La mayor parte de su tiempo se quedaba en silencio, no hablaba innecesariamente; era confiable; el Dunia no le hacía enojar, el Dunia no le importaba; el mismo reparaba sus sandalias y parchaba su ropa; era muy servicial hacia los quehaceres de la casa, ordeñaba los animales y daba de pastar a los animales. A veces comía con su sirviente y a veces amasaba el pan; ayudaba a su sirviente a cargar las cosas del mercado y montaba caballo, burro o mula y detrás de él montaba su sirviente; limpiaba la cara de su caballo con la manga de su túnica o con una punta de su manto. Siempre respondía cuando le llamaban sus compañeros o la gente de su casa. Jamás golpeo un sirviente ni a una mujer. Su comida y su bebida no era mejor que la su sirviente; a pesar de ser el líder de todos los hijos de Âdam (‘alaihis-salâm) nunca llenó su estómago, al contrario amarraba piedras a su vientre por causa del hambre.

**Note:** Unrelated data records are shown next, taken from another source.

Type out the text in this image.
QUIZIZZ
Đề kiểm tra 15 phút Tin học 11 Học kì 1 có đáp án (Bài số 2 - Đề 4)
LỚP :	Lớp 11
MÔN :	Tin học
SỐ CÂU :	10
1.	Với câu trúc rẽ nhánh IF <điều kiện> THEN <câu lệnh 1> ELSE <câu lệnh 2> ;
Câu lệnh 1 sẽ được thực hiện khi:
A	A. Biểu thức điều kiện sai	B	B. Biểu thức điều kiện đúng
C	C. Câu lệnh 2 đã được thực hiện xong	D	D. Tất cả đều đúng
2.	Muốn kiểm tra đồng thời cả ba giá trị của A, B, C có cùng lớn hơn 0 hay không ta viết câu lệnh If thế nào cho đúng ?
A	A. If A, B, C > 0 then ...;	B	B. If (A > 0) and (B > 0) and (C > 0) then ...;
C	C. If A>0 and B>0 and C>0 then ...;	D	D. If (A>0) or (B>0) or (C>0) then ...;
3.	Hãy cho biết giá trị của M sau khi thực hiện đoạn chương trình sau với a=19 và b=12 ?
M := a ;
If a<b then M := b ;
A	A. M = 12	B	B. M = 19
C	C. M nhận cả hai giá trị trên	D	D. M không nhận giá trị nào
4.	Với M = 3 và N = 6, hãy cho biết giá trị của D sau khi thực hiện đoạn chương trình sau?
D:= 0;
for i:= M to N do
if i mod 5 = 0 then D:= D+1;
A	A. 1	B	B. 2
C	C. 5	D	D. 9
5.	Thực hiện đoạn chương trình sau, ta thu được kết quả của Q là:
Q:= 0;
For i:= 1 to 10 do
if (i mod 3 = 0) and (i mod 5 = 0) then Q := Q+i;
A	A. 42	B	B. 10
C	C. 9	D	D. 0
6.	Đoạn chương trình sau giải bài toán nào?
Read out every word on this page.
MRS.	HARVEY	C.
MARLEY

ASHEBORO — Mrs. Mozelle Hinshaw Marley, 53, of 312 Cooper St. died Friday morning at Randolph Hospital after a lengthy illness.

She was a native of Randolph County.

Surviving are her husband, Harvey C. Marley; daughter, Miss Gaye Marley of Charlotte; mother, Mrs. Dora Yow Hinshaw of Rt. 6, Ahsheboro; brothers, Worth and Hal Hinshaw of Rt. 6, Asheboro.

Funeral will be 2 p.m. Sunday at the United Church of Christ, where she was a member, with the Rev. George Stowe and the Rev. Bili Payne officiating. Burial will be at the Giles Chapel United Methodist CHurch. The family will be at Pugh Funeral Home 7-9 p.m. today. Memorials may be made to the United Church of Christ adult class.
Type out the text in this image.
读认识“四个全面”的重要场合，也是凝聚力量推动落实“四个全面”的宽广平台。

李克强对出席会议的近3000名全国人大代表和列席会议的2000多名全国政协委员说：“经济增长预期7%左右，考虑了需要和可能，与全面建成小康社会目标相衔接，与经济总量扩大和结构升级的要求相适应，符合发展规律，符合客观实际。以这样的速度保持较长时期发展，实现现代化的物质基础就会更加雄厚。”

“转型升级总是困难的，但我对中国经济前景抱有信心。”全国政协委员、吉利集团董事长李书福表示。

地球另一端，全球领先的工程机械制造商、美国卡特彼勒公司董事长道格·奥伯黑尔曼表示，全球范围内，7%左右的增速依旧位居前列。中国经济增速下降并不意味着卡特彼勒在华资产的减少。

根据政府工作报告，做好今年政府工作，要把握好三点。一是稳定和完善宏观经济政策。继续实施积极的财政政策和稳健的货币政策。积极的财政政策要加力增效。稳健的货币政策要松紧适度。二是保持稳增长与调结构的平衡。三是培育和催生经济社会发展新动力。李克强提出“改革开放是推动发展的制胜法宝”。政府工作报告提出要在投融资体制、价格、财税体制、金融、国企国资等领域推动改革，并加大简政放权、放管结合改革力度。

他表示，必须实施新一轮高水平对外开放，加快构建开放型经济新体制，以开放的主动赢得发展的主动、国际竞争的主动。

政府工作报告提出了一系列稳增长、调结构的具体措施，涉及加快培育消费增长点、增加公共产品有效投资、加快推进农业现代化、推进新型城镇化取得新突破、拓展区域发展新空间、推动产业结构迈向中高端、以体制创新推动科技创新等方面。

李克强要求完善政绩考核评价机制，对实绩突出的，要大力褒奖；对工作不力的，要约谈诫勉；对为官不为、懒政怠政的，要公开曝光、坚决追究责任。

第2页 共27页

Visitaba a los enfermos, aunque vivieran lejos de Madinah; amaba a los pobres y se sentaba con ellos; asistía a su ÿanazah (funeral) y jamás despreciado a un pobre por su condición. Siempre apreciaba las bondades de Allâh, aunque fueran pequeñas y nunca las criticaba. ‘Aîshah (radiallâhu ‘anha) dijo: “La cama de Rasûlullâh (sallallâhu ‘alaihi wa sallam) era de cuero relleno de lana”; la cosa más querida ante el Profeta (sallallâhu ‘alaihi wa sallam) era la pobreza, por encima de la riqueza. Cuando él (sallallâhu ‘alaihi wa sallam) invitaba a la gente hacia Allâh, lo hacía con perfección. Cuando ordenaba a sus compañeros acerca de algo, era el primero en llevarlo a la práctica. Y cuando les advertía acerca de algo, él (sallallâhu ‘alaihi wa sallam) era el primero en abstenerse de ello.

Murió el Mensajero de Allâh (sallallâhu ‘alaihi wa sallam) después de sesenta y tres años. No dejo nada en este mundo más que un escudo que estaba hipotecado por una deuda de cebada que había adquirido. El (sallallâhu ‘alaihi wa sallam) murió, pero no murió su enseñanza ni su Sunnah ni su ejemplo, el único ejemplo valido para toda humanidad hasta el Día del Juicio Final para tomar el camino recto hacia Allâh. Por eso Allâh otorga tanta recompensa para quien siga su Sunnah, entonces debemos tomarla con amor y respeto como un modo de vida.

¡Con él, la plegaria y la Paz!

Hermanos y hermanas, roguemos a Allâh para que nos conceda el honor de ser verdaderos seguidores del mejor de los Profetas, y para que nos dé la invaluable oportunidad de vivir nuestra vida en el modo de vida de Su Mensajero (sallallâhu ‘alaihi wa sallam). Amîn.